# Bodenablauf im Beton?



## geecebird (11. Sep. 2007)

Hallo,

habt ihr Euren Bodenablauf und die KG-Rohre mit Beton fixiert oder einfach nur mit Erde/Lehm befestigt?


----------



## Black1 (11. Sep. 2007)

*AW: Bodenablauf im Beton?*

Hallo Sven

Also ich habe den Bodenablauf in Beton gelegt.Rohre in Erde.

MfG Jürgen


----------



## kwoddel (11. Sep. 2007)

*AW: Bodenablauf im Beton?*

Hallo Sven

DITO!


----------



## geecebird (11. Sep. 2007)

*AW: Bodenablauf im Beton?*



			
				Black1 schrieb:
			
		

> Also ich habe den Bodenablauf in Beton gelegt.Rohre in Erde.



Danke dir für die schnelle Antwort. Das ist auch meine Überlegung, wobei ich noch Bammel habe, dass der Wasserdruck die Rohre zerdrückt. Mein Teich ist rund 1,60m tief. Weiß aber nicht, wie ich den Druck berechnen kann.


----------



## Black1 (11. Sep. 2007)

*AW: Bodenablauf im Beton?*

Hallo Sven

Mein Teich ist auch 1,5-1,6 m tief.Läuft so seit einem Jahr und keine Probleme mit der Verrohrung.Eine Formel kenne ich leider auch nicht.

MfG Jürgen


----------



## Annett (11. Sep. 2007)

*AW: Bodenablauf im Beton?*

Hallo Sven,

zum Thema Bodenablauf gibts hier noch jede Menge Infos..... da müßte fast jede Frage beantwortet sein. 
Ab Beitrag #45 gehts auch um Deine Frage.


----------



## stth (11. Sep. 2007)

*AW: Bodenablauf im Beton?*

Hallo Sven,

habe auch Beton verwendet bei 2m Wassertiefe. Siehe Beitrag 26.8.2007  'Still und heimlich ... ' unter 'Ich und mein Teich'.: 

Wegen Druck hab ich auch Gedanken gemacht aber der ist vernachlässigbar. Da '1 bar' gleich ist mit '1 at' und das einer Wassersäule von 9,81 m bei einem 1qcm Fläche entspricht ist bei 1,6 m Wassertiefe der Druck ca. 0,16 bar  ... und das ist für KG Rohre gut verträglich.

siehe auch: http://de.wikipedia.org/wiki/Bar_(Einheit)  

Gruss
Stefan


----------



## geecebird (11. Sep. 2007)

*AW: Bodenablauf im Beton?*



			
				Annett schrieb:
			
		

> Hallo Sven,
> 
> zum Thema Bodenablauf gibts hier noch jede Menge Infos..... da müßte fast jede Frage beantwortet sein.
> Ab Beitrag #45 gehts auch um Deine Frage.



*zwinker* Den Thread kannte ich natürlich, hat mir bei der Fragestellung aber leider nicht geholfen ;o)


----------



## geecebird (11. Sep. 2007)

*AW: Bodenablauf im Beton?*



			
				stth schrieb:
			
		

> Hallo Sven,
> 
> habe auch Beton verwendet bei 2m Wassertiefe.
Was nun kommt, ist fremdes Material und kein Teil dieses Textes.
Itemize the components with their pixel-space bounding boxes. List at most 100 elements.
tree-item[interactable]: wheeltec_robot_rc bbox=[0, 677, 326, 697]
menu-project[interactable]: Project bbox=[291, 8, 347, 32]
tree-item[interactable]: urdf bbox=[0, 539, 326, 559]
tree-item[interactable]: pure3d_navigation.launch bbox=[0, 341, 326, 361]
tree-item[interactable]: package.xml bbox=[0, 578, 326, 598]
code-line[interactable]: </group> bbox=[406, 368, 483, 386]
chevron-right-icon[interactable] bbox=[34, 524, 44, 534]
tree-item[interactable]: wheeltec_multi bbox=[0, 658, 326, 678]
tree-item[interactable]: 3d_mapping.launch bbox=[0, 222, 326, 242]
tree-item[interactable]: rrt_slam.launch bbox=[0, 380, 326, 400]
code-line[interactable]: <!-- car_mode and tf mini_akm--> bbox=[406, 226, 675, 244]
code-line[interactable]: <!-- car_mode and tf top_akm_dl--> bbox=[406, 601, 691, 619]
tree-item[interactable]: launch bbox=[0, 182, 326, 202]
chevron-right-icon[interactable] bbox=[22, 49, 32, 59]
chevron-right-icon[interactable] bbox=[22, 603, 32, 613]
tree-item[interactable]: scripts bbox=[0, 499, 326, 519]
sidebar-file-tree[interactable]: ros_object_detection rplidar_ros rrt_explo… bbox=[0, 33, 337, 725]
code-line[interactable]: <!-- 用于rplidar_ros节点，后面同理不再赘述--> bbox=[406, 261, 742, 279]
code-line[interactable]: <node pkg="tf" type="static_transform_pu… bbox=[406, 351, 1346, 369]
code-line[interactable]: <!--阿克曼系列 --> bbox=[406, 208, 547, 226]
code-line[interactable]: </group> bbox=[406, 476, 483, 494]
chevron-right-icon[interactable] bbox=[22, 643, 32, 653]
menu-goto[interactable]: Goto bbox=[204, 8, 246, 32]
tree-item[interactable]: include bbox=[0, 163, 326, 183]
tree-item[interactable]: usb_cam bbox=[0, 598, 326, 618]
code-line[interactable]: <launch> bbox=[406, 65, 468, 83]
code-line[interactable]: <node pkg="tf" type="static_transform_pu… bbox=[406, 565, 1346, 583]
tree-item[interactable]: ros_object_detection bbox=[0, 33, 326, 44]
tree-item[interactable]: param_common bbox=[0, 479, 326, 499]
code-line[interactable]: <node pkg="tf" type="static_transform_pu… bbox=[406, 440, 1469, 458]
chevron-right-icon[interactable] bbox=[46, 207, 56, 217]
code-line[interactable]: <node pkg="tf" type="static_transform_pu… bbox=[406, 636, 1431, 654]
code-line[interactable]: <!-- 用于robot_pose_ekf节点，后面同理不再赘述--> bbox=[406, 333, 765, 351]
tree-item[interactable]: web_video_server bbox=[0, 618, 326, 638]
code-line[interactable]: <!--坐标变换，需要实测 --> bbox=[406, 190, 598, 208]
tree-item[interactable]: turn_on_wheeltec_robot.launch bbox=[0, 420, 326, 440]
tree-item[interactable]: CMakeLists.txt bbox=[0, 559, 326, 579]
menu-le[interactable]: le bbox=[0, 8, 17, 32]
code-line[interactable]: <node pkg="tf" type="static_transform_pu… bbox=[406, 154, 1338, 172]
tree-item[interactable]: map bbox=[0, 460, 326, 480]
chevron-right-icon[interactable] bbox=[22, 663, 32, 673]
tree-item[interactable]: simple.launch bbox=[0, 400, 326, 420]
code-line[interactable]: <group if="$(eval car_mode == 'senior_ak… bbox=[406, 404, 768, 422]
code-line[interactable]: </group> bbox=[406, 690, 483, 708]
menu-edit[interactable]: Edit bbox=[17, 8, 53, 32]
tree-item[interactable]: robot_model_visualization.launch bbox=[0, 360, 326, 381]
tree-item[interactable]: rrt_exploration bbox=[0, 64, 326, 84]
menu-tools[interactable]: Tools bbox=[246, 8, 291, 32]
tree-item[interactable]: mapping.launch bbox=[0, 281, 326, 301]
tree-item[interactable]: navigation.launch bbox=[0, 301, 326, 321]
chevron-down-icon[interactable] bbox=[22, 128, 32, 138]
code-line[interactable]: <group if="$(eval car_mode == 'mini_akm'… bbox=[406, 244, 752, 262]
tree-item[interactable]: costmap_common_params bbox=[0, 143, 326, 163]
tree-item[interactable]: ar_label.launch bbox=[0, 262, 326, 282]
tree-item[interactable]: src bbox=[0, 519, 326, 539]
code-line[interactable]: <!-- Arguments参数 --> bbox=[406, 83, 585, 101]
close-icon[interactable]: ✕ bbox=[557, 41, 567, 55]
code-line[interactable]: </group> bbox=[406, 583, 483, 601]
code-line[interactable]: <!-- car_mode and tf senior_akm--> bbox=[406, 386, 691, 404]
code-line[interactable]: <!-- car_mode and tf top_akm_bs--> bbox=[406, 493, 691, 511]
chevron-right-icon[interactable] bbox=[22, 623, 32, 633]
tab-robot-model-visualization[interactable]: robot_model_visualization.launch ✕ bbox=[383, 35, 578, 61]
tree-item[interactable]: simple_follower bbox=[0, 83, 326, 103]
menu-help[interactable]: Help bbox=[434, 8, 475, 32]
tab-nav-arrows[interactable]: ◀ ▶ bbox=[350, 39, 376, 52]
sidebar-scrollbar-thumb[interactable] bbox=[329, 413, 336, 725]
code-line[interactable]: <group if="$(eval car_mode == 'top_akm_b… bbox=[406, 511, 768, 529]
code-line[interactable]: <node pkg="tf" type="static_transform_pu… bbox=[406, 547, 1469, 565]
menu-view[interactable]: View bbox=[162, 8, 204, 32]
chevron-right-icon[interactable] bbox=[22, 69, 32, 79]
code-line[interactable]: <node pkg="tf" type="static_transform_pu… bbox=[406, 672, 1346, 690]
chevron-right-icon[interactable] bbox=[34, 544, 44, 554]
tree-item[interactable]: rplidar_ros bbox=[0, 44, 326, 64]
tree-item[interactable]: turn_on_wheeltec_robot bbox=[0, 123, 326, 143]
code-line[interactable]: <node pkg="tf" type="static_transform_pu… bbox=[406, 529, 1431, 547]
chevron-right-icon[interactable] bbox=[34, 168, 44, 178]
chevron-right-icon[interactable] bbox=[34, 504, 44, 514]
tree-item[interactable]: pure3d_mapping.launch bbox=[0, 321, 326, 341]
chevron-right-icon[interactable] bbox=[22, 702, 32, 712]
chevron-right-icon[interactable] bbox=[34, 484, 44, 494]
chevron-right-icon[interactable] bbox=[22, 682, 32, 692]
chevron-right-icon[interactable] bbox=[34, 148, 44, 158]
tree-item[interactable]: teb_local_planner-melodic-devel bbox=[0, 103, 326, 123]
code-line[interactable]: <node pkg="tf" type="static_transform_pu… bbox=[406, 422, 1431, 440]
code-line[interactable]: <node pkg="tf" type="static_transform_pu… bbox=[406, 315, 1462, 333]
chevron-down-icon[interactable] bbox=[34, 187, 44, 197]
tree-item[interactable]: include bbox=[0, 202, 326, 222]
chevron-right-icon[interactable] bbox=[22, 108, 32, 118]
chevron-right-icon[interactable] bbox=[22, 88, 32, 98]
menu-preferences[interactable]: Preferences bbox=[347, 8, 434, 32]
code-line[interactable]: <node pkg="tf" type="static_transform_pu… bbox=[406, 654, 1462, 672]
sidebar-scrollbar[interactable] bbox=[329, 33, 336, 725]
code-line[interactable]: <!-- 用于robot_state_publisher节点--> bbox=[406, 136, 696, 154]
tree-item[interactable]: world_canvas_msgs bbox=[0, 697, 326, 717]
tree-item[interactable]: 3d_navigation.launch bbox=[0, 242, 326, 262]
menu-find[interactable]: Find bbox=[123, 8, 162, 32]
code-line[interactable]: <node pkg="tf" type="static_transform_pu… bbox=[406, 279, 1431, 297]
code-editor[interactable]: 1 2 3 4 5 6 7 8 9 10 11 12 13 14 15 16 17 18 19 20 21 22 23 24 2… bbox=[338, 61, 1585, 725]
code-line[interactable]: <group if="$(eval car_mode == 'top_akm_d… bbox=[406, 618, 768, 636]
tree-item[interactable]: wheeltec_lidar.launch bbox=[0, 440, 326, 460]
Siehe Beitrag 26.8.2007  'Still und heimlich ... ' unter 'Ich und mein Teich'.:
> 
> ...



Hi Stefan,

diese Sichtweise hat mir bereits jemand näher gebracht und ich habe das auch verstanden. Meine Bedenken gehen aber mehr in die Richtung, dass da nun ein mit Wasser gefülltes PVC-Rohr mit rund 10 cm Lehm bedeckt im Boden liegt und darauf das gesamt Wassergewicht von oben drückt. Also die Frage, ob man nicht besser auch die Rohre einbetonieren sollte um eine Statil mit und über den Rohren zu gewährleisten. Ob schrieb man aber bereits, dass es wohl kein Problem sei


----------



## Digicat (11. Sep. 2007)

*AW: Bodenablauf im Beton?*

Servus Sven



			
				Haitu schrieb:
			
		

> Fallst du damit meinst, die Rohre einzubetonieren, dann rate ich dir dringend davon ab.
> Der Grund:
> Alles dehnt und schrumpt je nach Temperatur. Ein Rohr dehnt sich stärker als Beton. Dehnt oder schrumpft das Rohr wird es vom Beton daran gehindert. Das Rohr wird unweigerlich reißen weil das Material sich nur noch in den Hohlraum des Rohres erweitern kann.
> Falls man auf Beton nicht verzichten möchte sollte man das Rohr mit Fließ umwickeln (Für einen Hohlraum zwischen Rohr und Beton sorgen in dem sich das Rohr bewegen kann).
> Sand reicht aber allemal, sofern er nicht nur drunter sondern auch bis 10cm drüber gefüllt wird.


Aus diesem Thema  

Alles Klar  

Liebe Grüsse
Helmut


----------



## Olli.P (11. Sep. 2007)

*AW: Bodenablauf im Beton?*

Hi,



Wie machen das denn die Straßenbauer bzw. Bauunternehmen????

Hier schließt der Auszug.